ELİSABETH

1K 50 16
                                    

Ve nefesler tutulur. Gözlerinin içine bakarken tek düşünebildiğin bunu sonsuza dek yapabileceğin olur. Her şey histen ibarettir artık. Öpücükler tende alev alır ve aşık arzu denizinde boğulur. Kalbin göğüs kafesini zorlar , aynı anda hem yanar hem üşürsün. Karnın ağrır , başın döner , allak bullak olursun ve çığlık atmak istersin. Sanki o an her şeyi yapabilirsin , 20 saniyelik deli cesareti çalar kapını. Ve o yirmi saniye hayatını değiştirir. Önce aşık olduğunu anlarsın,sonra kaybetmek istemediğini, ve daha sonra içindeki çığlıkları susturursun. İtiraf edersin ve kurtulursun.

Etraftaki insanların şen kahkahaları , çığlıklar , müzik sesi , kalabalık , hiç birinin önemi yoktu. Yalnızca o ve ben vardık. Gözlerimi gözlerinden ayıramadan , en büyük kumarımı oynadım. İçimdeki çığlıkları susturdum ve itiraf ettim. “ sana kapıldım “

Mavi gözleri şaşkınlıkla , korkuyla irileşti. Nefesimi tuttum ve cevabını bekledim. Ama sadece sustu. Lunaparktaki insanların çığlıklarına inat , göğüs kafesimi zorlayan kalbimin gümbürtüsüne inat , sadece sustu. Sinir bozucu olmaya başladığında “ duydun mu beni ? ruhu yaralı bir kız olduğum için değil , seni sevdiğim için beni sevmeni istiyorum “

Dilim dolanmasaydı belki , daha etkileyici olurdum. Yine cevap vermedi. Bakışlarımı önümde birleştirdiğim parmaklarıma indirdim ve ne kadar aptal olduğumu düşündüm. Beklide daha önce söylediğim şeyler saçmaydı. Gaza gelmiştim. Hep şu alkol denen melet yüzünden. Neymiş 20 saniyelik deli cesaretiymiş , sarhoş cesareti olmasın o ?

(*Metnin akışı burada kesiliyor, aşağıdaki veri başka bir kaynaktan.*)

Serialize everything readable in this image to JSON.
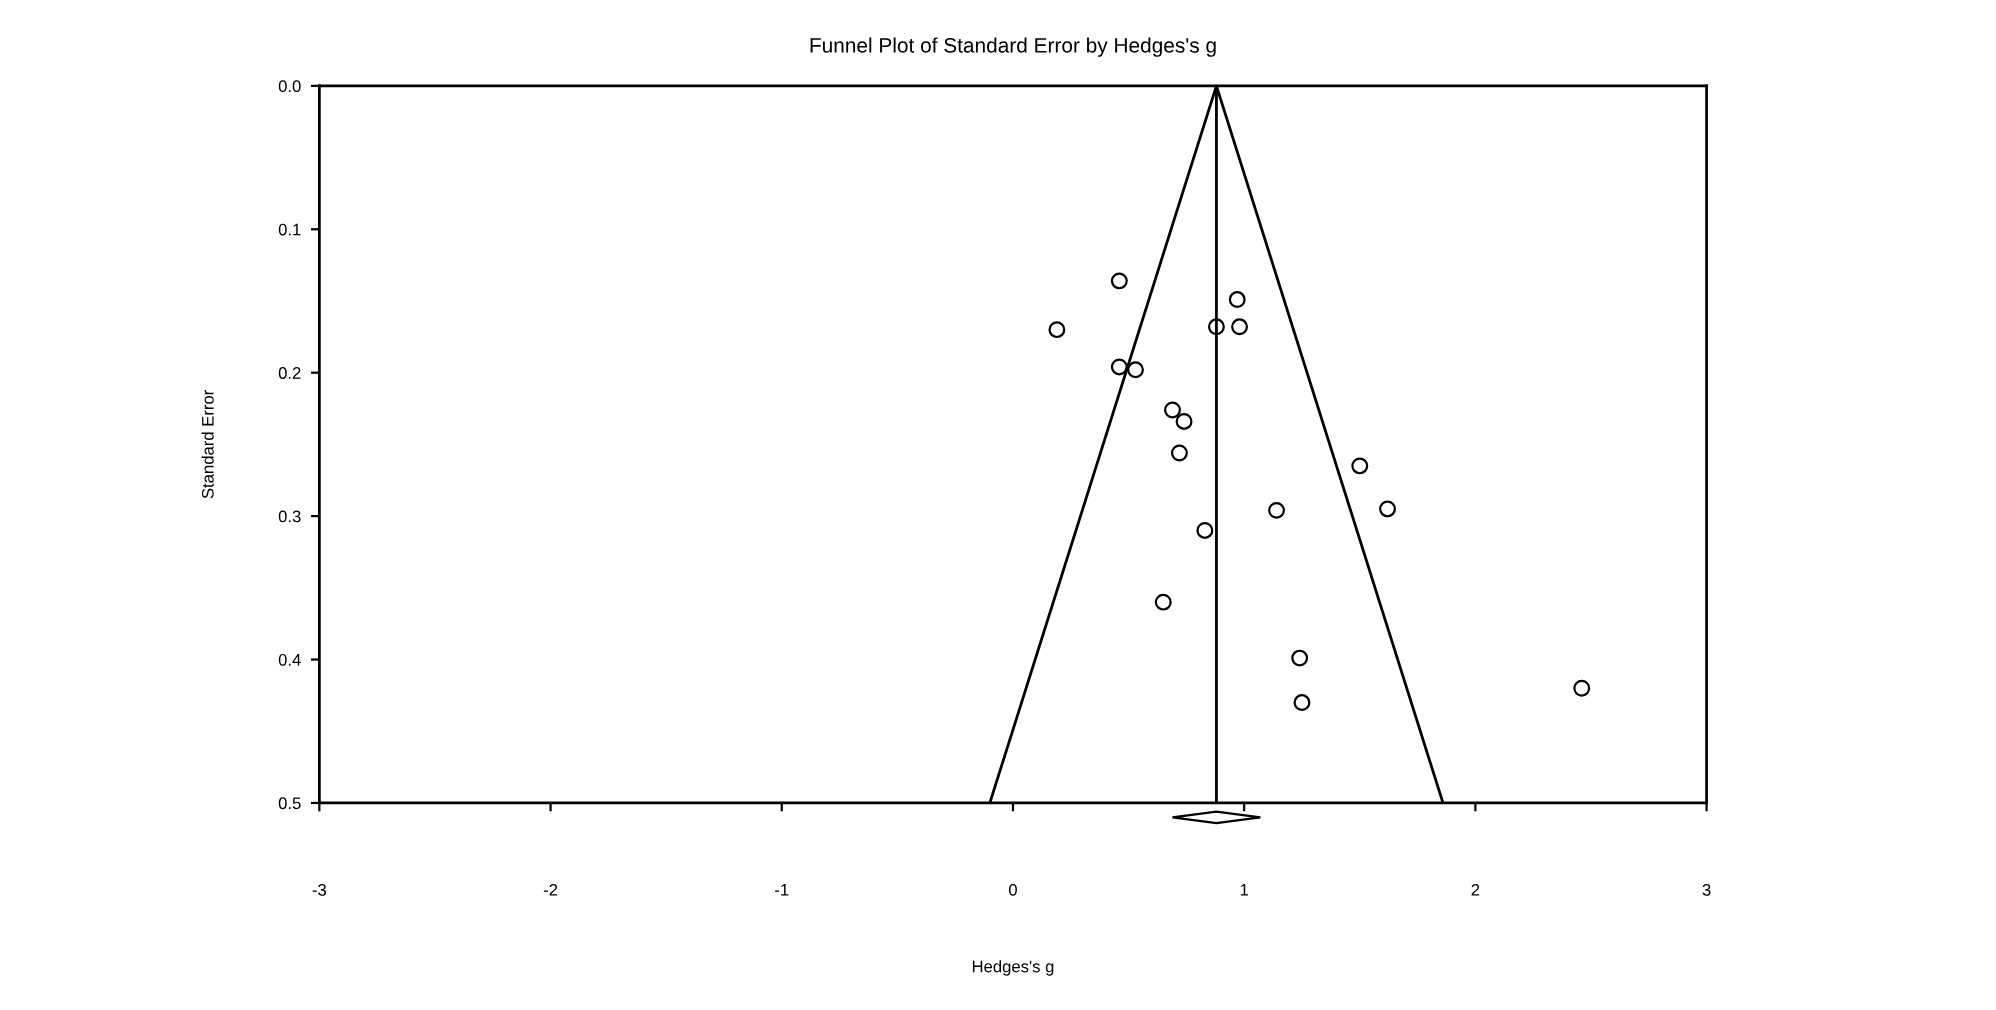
{
  "chart_data": {
    "type": "scatter",
    "title": "Funnel Plot of Standard Error by Hedges's g",
    "xlabel": "Hedges's g",
    "ylabel": "Standard Error",
    "xlim": [
      -3,
      3
    ],
    "xticks": [
      -3,
      -2,
      -1,
      0,
      1,
      2,
      3
    ],
    "ylim": [
      0.5,
      0.0
    ],
    "yticks": [
      {
        "value": 0.0,
        "label": "0.0"
      },
      0.1,
      0.2,
      0.3,
      0.4,
      0.5
    ],
    "grid": false,
    "marker": "circle",
    "series": [
      {
        "color": "#000000",
        "x": [
          0.46,
          0.19,
          0.97,
          0.88,
          0.98,
          0.46,
          0.53,
          0.69,
          0.74,
          0.72,
          1.5,
          1.62,
          1.14,
          0.83,
          0.65,
          1.24,
          1.25,
          2.46
        ],
        "values": [
          0.136,
          0.17,
          0.149,
          0.168,
          0.168,
          0.196,
          0.198,
          0.226,
          0.234,
          0.256,
          0.265,
          0.295,
          0.296,
          0.31,
          0.36,
          0.399,
          0.43,
          0.42
        ]
      },
      {
        "type": "line",
        "color": "#000000",
        "marker": "none",
        "x": [
          -0.1,
          0.88,
          1.86
        ],
        "values": [
          0.5,
          0.0,
          0.5
        ]
      }
    ],
    "ref_lines": [
      {
        "axis": "x",
        "value": 0.88,
        "color": "#000000"
      }
    ]
  }
}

‘sende sarhoşken hiç çekilmiyorsun’diye kıkırdadı küçük Grace.

Sahi ? cesur olmak için mi sarhoş olmuştum ? ‘evet’

İşe yaradı mı ? ‘ HAYIR ‘

“ bir şey söylemeyecek misin ? “diye sorarken yüzüne bakmaya cesaret ettim ve iki dakika önce bıraktığım Castiel’le karşılaştım. Pekala. Converse’lerimle hafifçe kumu eşeledim ve tekrar bir cevap bekledim. Bir an itirafımdan pişmanlık duydum. Rio ‘daki tatilimizi berbat etmemeliydim. Kirpiklerimin arasından , ay ışığı altında parlayan yüzüne baktım. Dakikalar sonra ilk kez sesini duydum ‘ gidelim buradan ‘

Küçük Grace yerinde zıplayıp ellerini çırptı. ‘ bu herif çok seksi ‘

Bilinçaltımla anı anda gözlerimizi devirdik. Castiel dirseğimden hafifçe tuttu ve beni hızlı adımlarla , sahilin tenha kısmına yürüttü.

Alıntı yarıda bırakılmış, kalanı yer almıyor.